Partially modeled on a story told to Kim by a stranger, 12 Days began during her sophomore year in college as a way of coping with the end of a relationship. Kim soon abandoned the unfinished comic after moving on emotionally from the breakup, and considered the early concept "poorly built." After completing her junior year in college in Seoul, South Korea, where she had been studying Japanese language and literature, Kim moved to New York, United States. There, she attended the School of Visual Arts in Manhattan, New York, for four years, and graduated in 2002 with a Bachelor of Fine Arts in cartooning. In addition to illustrating the cover of Australian rock band Jet's 2003 debut album Get Born, she had three of her short comics published in anthologies: "SheepSheepSleep" (2003) in Broad Appeal, "B-612" (2003/4) in New Thing Vol.2, and "Repeat" (2005) in SheWolf Vol.1.
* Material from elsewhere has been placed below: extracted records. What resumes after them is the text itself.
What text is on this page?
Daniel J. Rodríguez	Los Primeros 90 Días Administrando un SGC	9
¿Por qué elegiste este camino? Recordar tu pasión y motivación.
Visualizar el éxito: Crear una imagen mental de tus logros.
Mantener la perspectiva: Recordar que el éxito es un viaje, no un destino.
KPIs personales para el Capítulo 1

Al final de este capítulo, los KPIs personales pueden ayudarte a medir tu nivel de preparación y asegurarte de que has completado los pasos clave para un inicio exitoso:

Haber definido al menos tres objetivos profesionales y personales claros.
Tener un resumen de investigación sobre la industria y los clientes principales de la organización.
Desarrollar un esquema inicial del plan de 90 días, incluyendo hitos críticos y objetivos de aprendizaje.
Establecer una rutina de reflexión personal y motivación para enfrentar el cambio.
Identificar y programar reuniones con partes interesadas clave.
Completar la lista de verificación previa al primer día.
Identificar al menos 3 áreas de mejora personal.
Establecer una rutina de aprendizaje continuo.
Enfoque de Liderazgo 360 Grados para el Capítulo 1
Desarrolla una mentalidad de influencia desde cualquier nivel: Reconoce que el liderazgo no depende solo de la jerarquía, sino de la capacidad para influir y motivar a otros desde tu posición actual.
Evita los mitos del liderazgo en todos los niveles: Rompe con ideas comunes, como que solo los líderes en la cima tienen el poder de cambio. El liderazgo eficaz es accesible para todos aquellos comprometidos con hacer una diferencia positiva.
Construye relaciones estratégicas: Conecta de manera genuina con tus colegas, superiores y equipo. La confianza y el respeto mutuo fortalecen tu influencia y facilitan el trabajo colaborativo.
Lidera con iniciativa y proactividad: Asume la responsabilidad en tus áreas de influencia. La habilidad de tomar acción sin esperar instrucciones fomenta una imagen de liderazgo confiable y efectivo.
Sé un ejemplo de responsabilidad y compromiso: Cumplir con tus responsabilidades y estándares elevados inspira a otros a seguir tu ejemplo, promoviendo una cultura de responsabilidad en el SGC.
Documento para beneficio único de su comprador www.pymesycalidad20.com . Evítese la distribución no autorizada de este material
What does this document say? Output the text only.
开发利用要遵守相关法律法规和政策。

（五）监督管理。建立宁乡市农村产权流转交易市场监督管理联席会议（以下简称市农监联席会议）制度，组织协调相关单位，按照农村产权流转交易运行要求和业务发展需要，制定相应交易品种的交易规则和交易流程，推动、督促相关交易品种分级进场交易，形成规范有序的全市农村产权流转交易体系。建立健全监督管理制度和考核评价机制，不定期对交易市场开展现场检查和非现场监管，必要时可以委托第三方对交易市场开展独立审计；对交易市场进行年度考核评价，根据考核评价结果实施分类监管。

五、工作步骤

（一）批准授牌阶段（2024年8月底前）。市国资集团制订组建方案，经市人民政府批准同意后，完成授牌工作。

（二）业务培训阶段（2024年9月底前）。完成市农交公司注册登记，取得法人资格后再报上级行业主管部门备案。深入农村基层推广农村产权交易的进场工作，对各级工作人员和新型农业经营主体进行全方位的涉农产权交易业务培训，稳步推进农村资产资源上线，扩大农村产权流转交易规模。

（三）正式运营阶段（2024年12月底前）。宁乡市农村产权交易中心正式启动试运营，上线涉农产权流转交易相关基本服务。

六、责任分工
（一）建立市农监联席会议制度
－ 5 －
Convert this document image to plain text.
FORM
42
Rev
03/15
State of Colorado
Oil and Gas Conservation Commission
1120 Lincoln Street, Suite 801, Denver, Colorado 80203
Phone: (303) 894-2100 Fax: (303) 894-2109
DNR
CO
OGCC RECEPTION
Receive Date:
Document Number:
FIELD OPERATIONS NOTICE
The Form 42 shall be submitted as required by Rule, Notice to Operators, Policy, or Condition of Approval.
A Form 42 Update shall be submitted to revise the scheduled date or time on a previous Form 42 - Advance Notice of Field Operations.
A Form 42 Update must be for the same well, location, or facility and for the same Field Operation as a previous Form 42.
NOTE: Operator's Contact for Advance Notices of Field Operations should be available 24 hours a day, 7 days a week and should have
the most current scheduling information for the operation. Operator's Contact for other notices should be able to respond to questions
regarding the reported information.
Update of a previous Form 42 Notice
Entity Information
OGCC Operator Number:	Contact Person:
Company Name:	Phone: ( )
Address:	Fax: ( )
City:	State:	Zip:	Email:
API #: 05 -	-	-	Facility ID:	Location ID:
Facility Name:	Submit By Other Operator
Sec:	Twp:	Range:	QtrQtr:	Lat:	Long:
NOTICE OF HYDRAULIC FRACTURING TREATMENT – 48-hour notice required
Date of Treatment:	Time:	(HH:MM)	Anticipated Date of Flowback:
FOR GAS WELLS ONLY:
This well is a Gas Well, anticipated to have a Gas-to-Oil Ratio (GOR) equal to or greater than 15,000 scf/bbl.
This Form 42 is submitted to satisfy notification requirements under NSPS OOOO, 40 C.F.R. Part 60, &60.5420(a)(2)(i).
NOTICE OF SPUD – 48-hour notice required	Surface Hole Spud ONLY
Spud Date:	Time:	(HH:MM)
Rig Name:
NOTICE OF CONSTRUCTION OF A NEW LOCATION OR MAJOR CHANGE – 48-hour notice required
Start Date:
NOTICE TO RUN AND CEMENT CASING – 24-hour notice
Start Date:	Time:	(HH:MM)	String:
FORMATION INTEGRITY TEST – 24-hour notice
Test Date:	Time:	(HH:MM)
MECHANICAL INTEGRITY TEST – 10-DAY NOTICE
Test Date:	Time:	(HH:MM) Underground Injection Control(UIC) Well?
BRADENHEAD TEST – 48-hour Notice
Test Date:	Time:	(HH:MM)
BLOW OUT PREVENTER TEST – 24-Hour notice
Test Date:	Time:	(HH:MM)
At the 2004 San Diego Comic-Con, she encountered now-former Tokyopop editors Mark Paniccia and Lillian M. Diaz-Przybyl, who helped to pitch 12 Days to their publisher. Kim later expressed surprise for her successful pitch of 12 Days, and commented: "It made me believe there is room for diverse stories." Resuming work on 12 Days in early 2005, Kim felt that her "slow speed, other projects and family matters" delayed its production. Additionally, the South Korean-native Kim, who speaks Korean, English, and Japanese fluently, would think of ideas in Korean that did not translate well over to English, ultimately leading her to change her method of thinking for the comic. She considered her creation of a global manga "a bit ironic," because she "wanted to do something different from manhwa or manga," which she had grown up around. Completed in the middle of August 2006, 12 Days was published by Tokyopop in North America in November of the same year. However, in May 2011, Tokyopop shut down its North American branch, with the status of global manga titles left unclear. 12 Days is also published in Germany by Tokyopop Germany.

==Reception==
12 Days received generally positive reviews from critics. Caroline Ryder of The Advocate, an LGBT-interest magazine, highlighted 12 Days as "a dark, deeply emotional graphic novel." Brienza complimented Kim's artistic attention to the background and setting's details, and summed up the comic as "a sensitive depiction of lesbians that strives for literariness". While not personally enjoying the comic, Friedman considered it "excellent and well worth reading." Noting the potentially confusing flashbacks, Martin stated: "12 Days doesn't easily fall into any of the normal manga (or manga-like) categories. It avoids any kind of sensationalism in providing a mature piece about a difficult topic, which may limit its appeal but certainly makes it worth reading." While Deppey praised it as "an ambitious and partly satisfying work that very nearly succeeds," he considered it not "as daring or complex a work" as Fun Home. Although Dacey disliked the backgrounds and the "self-consciously literary" ashes-in-beverages aspect, she enjoyed the plot and Kim's use of naturalism in her artwork. She later placed it on her list of the top ten global manga. Draper Carlson recommended it, commenting: "The emotions the book carries will be familiar to anyone who's suffered a loss in love. It's a work to meditate on." Conversely, A. E. Sparrow of IGN wrote that the story sacrificed its coherency in its attempt "for a deeper level of understanding"; Sparrow concluded: "12 Days is simply trying too hard, burying some absolutely beautiful illustrations in a sea of chaotic storytelling."